An example: Notion’s hypothetical invitation flow
To conclude this post, let me share a relatable example that illustrates the usefulness of data contracts.
Productivity tools like Notion allow workspace owners to add new members to their workspace manually by sending invites via email – a pretty standard action that can be tracked as an event for analytics or activation purposes. For instance, the growth team might want to track the number of invites sent and trigger a reminder email if an invite is not accepted within a certain timeframe. Or the product team might want to trigger an in-app message as soon as the first invite is sent, asking the workspace owner if they’d like to test a new collaboration feature.
Let’s assume that these two use cases have been implemented at Notion, and Theo, a (hypothetical) data engineer at Notion, maintains a pipeline that tracks workspace invites and syncs data to a couple of downstream tools.
Now, since multi-user collaboration makes tools like Notion more valuable for teams, the engineering team decided to make it easier to add new members to a workspace and therefore, shipped two new ways to do that – by generating an invite link (and sharing it manually) and to make it even more seamless, by connecting a Slack workspace.
However, nobody from Engineering informed Theo about this update. As a result, the new features were not instrumented and the usage data didn’t reach the downstream tools being used by Product and Growth.
In this scenario, the existing data pipeline is unaffected. However, now that there are easier ways to send invites (which go unaccounted for), the number of invites tracked has gone down significantly (only email invites are being tracked), sending Product and Growth, and ultimately Theo in a state of flurry to figure out why, all of a sudden, are workspace owners not sending enough invites.

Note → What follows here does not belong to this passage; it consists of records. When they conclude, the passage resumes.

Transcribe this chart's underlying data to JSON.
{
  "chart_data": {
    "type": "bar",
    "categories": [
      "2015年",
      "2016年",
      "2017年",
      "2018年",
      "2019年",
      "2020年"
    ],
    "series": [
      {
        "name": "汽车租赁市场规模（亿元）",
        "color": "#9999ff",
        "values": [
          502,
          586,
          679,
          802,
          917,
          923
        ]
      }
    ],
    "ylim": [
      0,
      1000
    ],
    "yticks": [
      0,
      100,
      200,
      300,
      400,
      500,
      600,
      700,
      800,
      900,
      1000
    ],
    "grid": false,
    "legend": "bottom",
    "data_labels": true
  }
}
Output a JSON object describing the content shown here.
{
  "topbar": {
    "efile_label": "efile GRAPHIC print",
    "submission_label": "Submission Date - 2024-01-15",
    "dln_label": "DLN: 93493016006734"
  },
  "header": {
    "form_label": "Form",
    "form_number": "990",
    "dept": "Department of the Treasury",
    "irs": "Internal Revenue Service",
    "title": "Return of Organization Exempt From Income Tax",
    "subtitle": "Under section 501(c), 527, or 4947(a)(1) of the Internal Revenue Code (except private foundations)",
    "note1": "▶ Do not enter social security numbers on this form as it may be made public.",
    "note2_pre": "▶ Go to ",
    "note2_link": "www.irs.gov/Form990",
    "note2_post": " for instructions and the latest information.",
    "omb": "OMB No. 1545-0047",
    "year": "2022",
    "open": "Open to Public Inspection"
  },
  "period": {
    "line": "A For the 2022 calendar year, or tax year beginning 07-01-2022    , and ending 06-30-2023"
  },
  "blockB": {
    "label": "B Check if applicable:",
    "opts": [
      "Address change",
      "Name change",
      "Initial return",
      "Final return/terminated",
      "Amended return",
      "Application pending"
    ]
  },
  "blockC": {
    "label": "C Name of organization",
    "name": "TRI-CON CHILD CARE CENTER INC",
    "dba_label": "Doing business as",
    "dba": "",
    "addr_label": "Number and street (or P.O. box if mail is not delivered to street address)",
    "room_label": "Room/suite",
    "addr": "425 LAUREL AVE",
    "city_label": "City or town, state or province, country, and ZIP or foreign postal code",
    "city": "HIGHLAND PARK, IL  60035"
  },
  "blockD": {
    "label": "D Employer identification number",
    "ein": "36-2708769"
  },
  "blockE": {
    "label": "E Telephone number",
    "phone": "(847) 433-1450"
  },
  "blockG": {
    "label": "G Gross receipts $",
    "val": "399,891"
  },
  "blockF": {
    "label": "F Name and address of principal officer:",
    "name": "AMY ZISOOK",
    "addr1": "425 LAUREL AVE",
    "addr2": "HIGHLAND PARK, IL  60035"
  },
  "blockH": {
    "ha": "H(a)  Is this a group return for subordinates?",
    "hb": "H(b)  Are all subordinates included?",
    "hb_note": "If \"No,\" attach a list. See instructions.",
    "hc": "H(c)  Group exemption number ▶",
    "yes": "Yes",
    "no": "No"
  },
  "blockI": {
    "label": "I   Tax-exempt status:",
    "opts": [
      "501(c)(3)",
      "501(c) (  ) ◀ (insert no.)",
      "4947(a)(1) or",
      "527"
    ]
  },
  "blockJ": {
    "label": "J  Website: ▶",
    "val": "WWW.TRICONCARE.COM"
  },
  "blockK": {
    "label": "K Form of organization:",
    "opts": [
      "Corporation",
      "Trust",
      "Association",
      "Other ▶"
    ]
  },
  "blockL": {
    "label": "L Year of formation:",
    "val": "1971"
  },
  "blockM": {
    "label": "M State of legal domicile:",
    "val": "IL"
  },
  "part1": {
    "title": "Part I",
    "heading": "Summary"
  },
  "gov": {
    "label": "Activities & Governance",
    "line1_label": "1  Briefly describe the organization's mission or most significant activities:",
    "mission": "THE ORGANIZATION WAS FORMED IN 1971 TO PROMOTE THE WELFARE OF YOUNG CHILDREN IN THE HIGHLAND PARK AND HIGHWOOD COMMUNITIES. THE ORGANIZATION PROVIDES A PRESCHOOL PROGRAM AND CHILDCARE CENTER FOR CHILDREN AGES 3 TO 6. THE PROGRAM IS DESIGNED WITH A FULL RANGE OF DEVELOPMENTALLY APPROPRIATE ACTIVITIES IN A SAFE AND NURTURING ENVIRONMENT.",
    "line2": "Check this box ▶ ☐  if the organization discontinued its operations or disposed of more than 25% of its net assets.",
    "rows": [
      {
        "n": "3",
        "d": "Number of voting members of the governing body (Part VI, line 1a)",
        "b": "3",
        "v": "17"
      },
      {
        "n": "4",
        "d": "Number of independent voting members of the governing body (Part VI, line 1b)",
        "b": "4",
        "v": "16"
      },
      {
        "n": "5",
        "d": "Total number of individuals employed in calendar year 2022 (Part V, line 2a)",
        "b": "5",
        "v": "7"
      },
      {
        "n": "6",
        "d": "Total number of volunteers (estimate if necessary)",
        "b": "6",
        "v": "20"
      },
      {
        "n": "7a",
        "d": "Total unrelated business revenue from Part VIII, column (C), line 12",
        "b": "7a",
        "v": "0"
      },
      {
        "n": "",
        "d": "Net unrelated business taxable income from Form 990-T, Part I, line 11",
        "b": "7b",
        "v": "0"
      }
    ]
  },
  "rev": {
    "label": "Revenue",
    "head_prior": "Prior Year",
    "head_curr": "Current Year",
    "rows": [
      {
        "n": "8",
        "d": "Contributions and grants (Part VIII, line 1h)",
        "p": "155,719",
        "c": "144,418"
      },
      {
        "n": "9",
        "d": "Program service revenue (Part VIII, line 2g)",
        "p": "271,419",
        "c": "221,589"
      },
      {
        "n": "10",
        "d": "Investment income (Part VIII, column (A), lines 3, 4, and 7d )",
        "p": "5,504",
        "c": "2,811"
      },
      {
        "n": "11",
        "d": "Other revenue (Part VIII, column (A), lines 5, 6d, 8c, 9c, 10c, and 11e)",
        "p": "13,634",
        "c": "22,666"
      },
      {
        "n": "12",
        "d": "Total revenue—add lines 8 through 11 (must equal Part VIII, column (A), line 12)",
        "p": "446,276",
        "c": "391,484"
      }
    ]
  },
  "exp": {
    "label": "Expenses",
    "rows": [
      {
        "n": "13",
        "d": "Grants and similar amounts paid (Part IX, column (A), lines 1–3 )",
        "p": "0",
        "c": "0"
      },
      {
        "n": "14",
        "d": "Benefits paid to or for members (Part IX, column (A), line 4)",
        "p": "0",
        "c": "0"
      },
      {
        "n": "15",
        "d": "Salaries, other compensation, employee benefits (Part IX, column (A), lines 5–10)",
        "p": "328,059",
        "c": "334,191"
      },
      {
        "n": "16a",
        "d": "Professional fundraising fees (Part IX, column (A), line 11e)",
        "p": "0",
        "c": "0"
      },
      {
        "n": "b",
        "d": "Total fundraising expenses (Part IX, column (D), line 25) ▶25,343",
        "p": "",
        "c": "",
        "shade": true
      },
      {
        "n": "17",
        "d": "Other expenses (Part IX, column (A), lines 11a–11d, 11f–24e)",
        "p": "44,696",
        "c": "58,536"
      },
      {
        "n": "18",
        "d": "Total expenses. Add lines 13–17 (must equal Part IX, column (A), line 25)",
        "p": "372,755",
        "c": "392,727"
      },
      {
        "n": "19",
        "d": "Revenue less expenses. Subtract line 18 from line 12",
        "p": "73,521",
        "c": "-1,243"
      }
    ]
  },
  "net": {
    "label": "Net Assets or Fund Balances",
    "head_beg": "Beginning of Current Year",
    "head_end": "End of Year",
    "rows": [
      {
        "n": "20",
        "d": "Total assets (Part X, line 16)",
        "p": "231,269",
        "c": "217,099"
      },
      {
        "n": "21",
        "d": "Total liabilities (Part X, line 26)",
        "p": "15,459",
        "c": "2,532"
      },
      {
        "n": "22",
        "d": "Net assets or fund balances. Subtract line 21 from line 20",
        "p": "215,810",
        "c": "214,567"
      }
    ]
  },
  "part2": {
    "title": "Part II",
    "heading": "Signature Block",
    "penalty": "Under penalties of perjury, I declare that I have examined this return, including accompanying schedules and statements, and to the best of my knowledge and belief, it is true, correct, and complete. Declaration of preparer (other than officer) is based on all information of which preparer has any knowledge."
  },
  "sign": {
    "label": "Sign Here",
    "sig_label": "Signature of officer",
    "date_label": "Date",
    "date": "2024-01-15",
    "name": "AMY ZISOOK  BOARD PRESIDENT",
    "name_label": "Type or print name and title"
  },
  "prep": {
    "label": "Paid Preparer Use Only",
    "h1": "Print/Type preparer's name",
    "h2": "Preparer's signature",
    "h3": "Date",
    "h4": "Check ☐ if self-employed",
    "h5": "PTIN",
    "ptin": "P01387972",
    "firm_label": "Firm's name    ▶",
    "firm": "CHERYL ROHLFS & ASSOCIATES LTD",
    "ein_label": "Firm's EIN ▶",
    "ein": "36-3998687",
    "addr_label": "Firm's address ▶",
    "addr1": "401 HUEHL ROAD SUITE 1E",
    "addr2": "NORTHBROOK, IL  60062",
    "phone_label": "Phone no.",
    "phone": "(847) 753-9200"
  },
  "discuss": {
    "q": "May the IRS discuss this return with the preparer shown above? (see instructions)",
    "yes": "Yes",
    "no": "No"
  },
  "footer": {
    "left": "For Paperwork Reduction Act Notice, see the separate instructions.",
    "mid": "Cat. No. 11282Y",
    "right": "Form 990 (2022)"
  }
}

Had a data contract been in place, Theo would have been informed about the updates beforehand, would have updated the pipeline that tracks workspace invites, and this fire drill could have been avoided.
In this example, the issue is relatively simple but is difficult to diagnose nonetheless. In reality, a typical engineering team regularly pushes changes and improvements, each of which has the potential to have an inconspicuous impact on downstream reports and experiments.
Moreover, inconsistencies or breakages caused due to upstream changes are hard to diagnose even in the presence of data monitoring solutions because there lacks a connective thread between the workflows of Engineering, Data, and Growth – all of which, are in fact, connected.
Ask the data team 🙋
If you don’t already have answers to these questions, find out by asking a data or engineering counterpart:
- Is there documentation describing what data is being collected from our app? What’s the process to collect new events?
- Where do we store the data? How can I explore it?
- What are the destinations in our stack? What’s the process to add a new one?
While it might seem so, this exercise is anything but easy. But if somehow it turns out to be easy for you, congratulations, you’re one of the lucky ones!